Bu durum da ABD ekonomisinde arzu edilen iyileşme eğiliminin yakalanamadığına ve dolayısıyla faizlerin 2015 yılı içerisinde artırılmasının mümkün olmadığına işaret ediyor. FED’in aldığı kararların finansal piyasalar üzerinde doğrudan etkili olduğunu biliyoruz.”
"FONLAR BİZE YÖNELMEYE DEVAM EDECEK"
Prof.Dr. Ünsal Ban, FED’in faiz artışınıötelemesinin piyasalar açısından ne anlama geldiğini şöyle aeçıkladı:
“FED’in faiz oranlarını mevcut seviyelerde sabit tutmasının yanında, Avrupa, Çin ve Japonya’nın genişleyici politikalar izleyecek olması piyasalar açısından borçlanma maliyetlerinin düşük seyretmeye devam etmesi anlamına geliyor.”
"GÜVENLİ LİMAN ARAYIŞINDAKİ FONLAR ÜLKEMİZİ TERCİH ETMEYE DEVAM EDECEK"
“Bu durumu yurtiçi piyasalar açısından ele aldığımızda ise güvenli liman arayışındaki fonların ülkemizi tercih etmeye devam edeceğini ifade edebiliyoruz” diyen Prof. Dr. Ban şunları kaydetti:
“Ancak bu noktada seçim sürecini de dikkate almamız gerekiyor. Bu kapsamda, Haziran’a kadar yurtiçi piyasalardaki oynaklığın yüksek seyredebileceğini öngörüyor, öte yandan seçimin sonuçlanması ile birlikte olumlu yöndeki ayrışmanın hız kazanacağını düşünüyoruz.Dolayısıyla, Haziran ayı ile birlikte Borsa İstanbul’da yeni yükseliş eğilimine girileceği karşımıza çıktığı gibi dolar kurunda ise gevşeme sürecinin hızlanacağı görülüyor.
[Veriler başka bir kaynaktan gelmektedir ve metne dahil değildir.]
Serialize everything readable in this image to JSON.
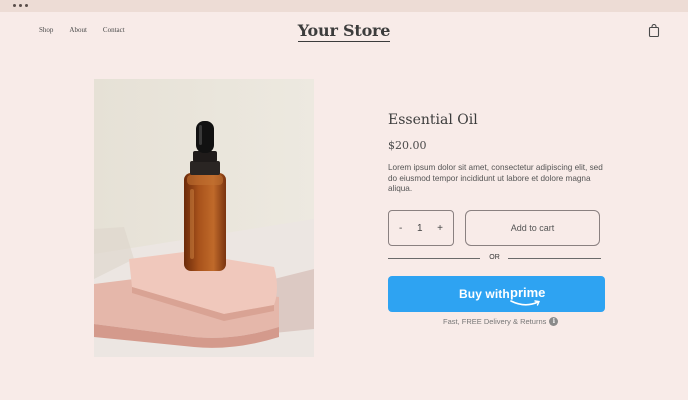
{
  "nav": {
    "links": [
      "Shop",
      "About",
      "Contact"
    ]
  },
  "header": {
    "store_title": "Your Store",
    "cart_icon": "shopping-bag-icon"
  },
  "product": {
    "title": "Essential Oil",
    "price": "$20.00",
    "description": "Lorem ipsum dolor sit amet, consectetur adipiscing elit, sed do eiusmod tempor incididunt ut labore et dolore magna aliqua.",
    "image": "amber-dropper-bottle-photo"
  },
  "purchase": {
    "qty_minus": "-",
    "qty_value": "1",
    "qty_plus": "+",
    "add_to_cart": "Add to cart",
    "or_label": "OR",
    "prime_buy_text": "Buy with",
    "prime_word": "prime",
    "delivery_text": "Fast, FREE Delivery & Returns",
    "info_icon": "i"
  },
  "colors": {
    "background": "#f8ebe8",
    "prime_blue": "#2ea3f2"
  }
}
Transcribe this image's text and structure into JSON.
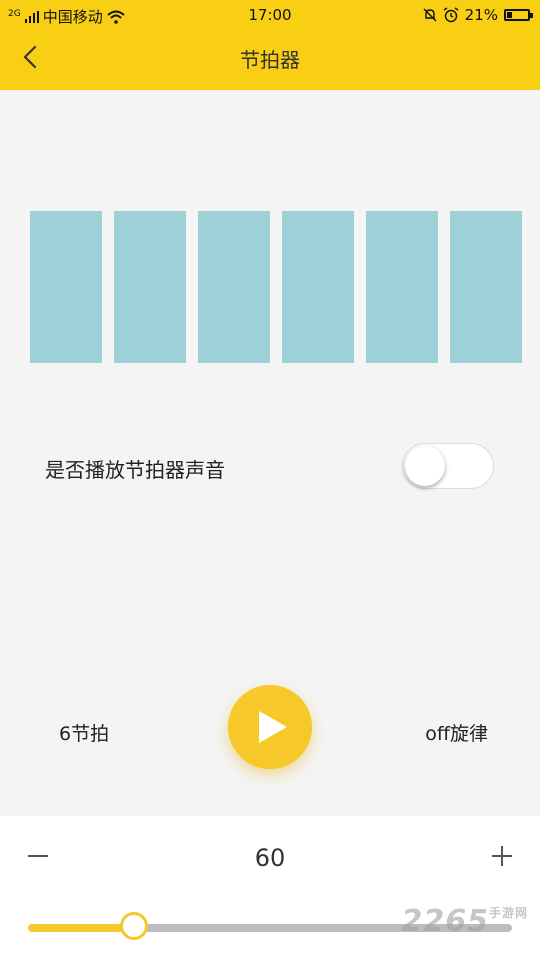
{
  "status_bar": {
    "network_label": "2G",
    "carrier": "中国移动",
    "time": "17:00",
    "battery_percent": "21%",
    "battery_level": 0.21
  },
  "nav": {
    "title": "节拍器",
    "back_icon": "chevron-left-icon"
  },
  "beats": {
    "count": 6,
    "color": "#9dd3d8"
  },
  "sound_toggle": {
    "label": "是否播放节拍器声音",
    "on": false
  },
  "controls": {
    "beats_label": "6节拍",
    "play_icon": "play-icon",
    "melody_label": "off旋律"
  },
  "tempo": {
    "bpm": "60",
    "slider_fraction": 0.22,
    "minus_icon": "minus-icon",
    "plus_icon": "plus-icon"
  },
  "watermark": {
    "text": "2265",
    "sub": "手游网"
  },
  "colors": {
    "accent": "#f8cf12",
    "play_button": "#f6c829",
    "background": "#f4f4f4"
  }
}
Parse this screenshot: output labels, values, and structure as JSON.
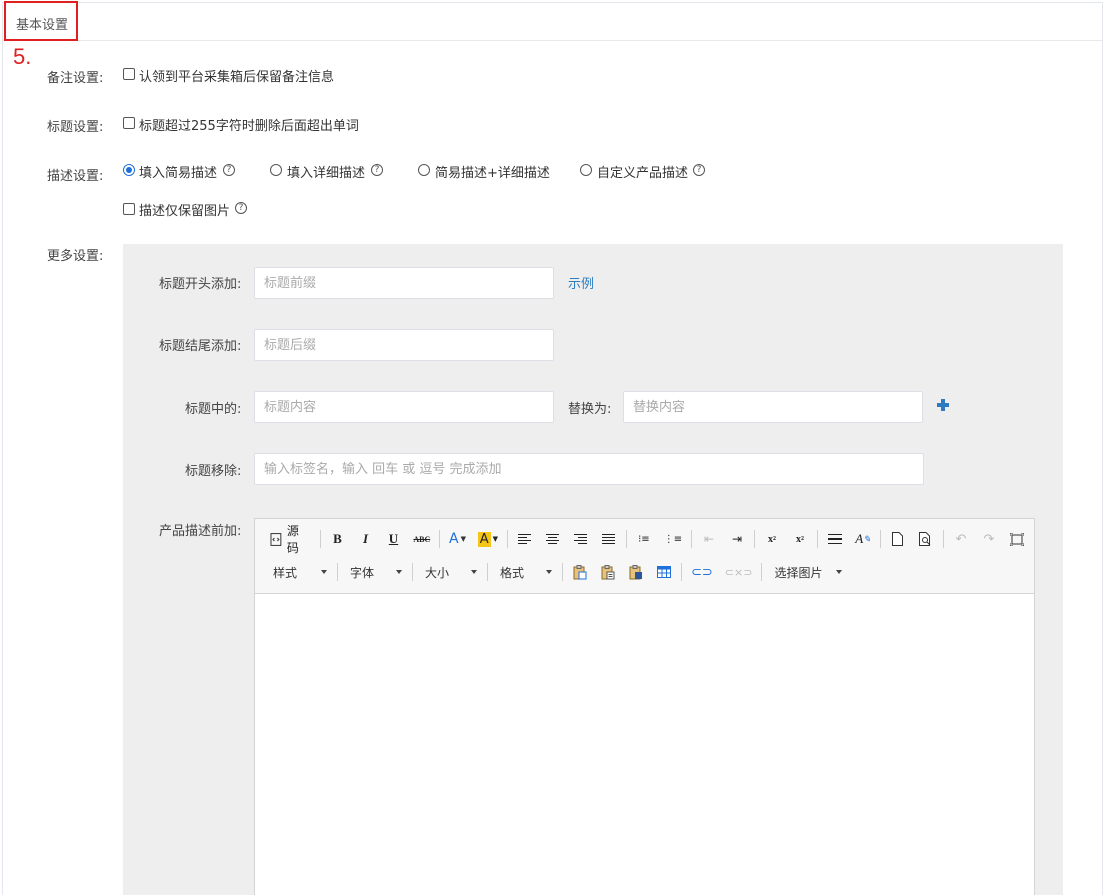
{
  "header": {
    "title": "基本设置",
    "step_marker": "5."
  },
  "remark": {
    "label": "备注设置:",
    "option": "认领到平台采集箱后保留备注信息",
    "checked": false
  },
  "title_setting": {
    "label": "标题设置:",
    "option": "标题超过255字符时删除后面超出单词",
    "checked": false
  },
  "description": {
    "label": "描述设置:",
    "options": [
      {
        "text": "填入简易描述",
        "selected": true,
        "help": true
      },
      {
        "text": "填入详细描述",
        "selected": false,
        "help": true
      },
      {
        "text": "简易描述+详细描述",
        "selected": false,
        "help": false
      },
      {
        "text": "自定义产品描述",
        "selected": false,
        "help": true
      }
    ],
    "images_only": {
      "text": "描述仅保留图片",
      "checked": false
    }
  },
  "more": {
    "label": "更多设置:",
    "prefix": {
      "label": "标题开头添加:",
      "placeholder": "标题前缀",
      "example_link": "示例"
    },
    "suffix": {
      "label": "标题结尾添加:",
      "placeholder": "标题后缀"
    },
    "replace": {
      "label": "标题中的:",
      "placeholder": "标题内容",
      "with_label": "替换为:",
      "with_placeholder": "替换内容"
    },
    "remove": {
      "label": "标题移除:",
      "placeholder": "输入标签名，输入 回车 或 逗号 完成添加"
    },
    "desc_prefix": {
      "label": "产品描述前加:"
    }
  },
  "editor": {
    "source_label": "源码",
    "dropdowns": {
      "style": "样式",
      "font": "字体",
      "size": "大小",
      "format": "格式",
      "image": "选择图片"
    },
    "icons": [
      "source-icon",
      "bold-icon",
      "italic-icon",
      "underline-icon",
      "strikethrough-icon",
      "font-color-icon",
      "highlight-color-icon",
      "align-left-icon",
      "align-center-icon",
      "align-right-icon",
      "align-justify-icon",
      "bulleted-list-icon",
      "numbered-list-icon",
      "outdent-icon",
      "indent-icon",
      "subscript-icon",
      "superscript-icon",
      "horizontal-rule-icon",
      "remove-format-icon",
      "new-page-icon",
      "preview-icon",
      "undo-icon",
      "redo-icon",
      "maximize-icon",
      "paste-icon",
      "paste-text-icon",
      "paste-word-icon",
      "table-icon",
      "link-icon",
      "unlink-icon"
    ],
    "colors": {
      "accent": "#2d7cc0",
      "highlight": "#f5c518",
      "font_color": "#1e6fd9",
      "marker": "#e02020"
    }
  }
}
Bu süreçte, altın tarafındaki hafif dalgalı seyrin ise devam edeceğini belirtmek gerekiyor.”
"ANLIK KARALARDAN KAÇINMALIYIZ"
Prof.Dr. Ünsal Ban, bu süreçte çok dikkatli olunması gerektiğinin altını çizerek; şöyle devam etti:
“Sonuç itibariyle, FED kaynaklı gelişmelerin yurtiçi piyasalar üzerindeki etkilerinin yanı sıra seçim sürecinin de göz önünde bulundurulması gerekiyor. Geçici nitelikte olan fakat oynaklığın artabileceği bu süreçte ise her zaman olduğu gibi düşünerek hareket etmemiz ve anlık kararlardan kaçınmamız zarara uğramamamız açısından büyük önem taşıyor.”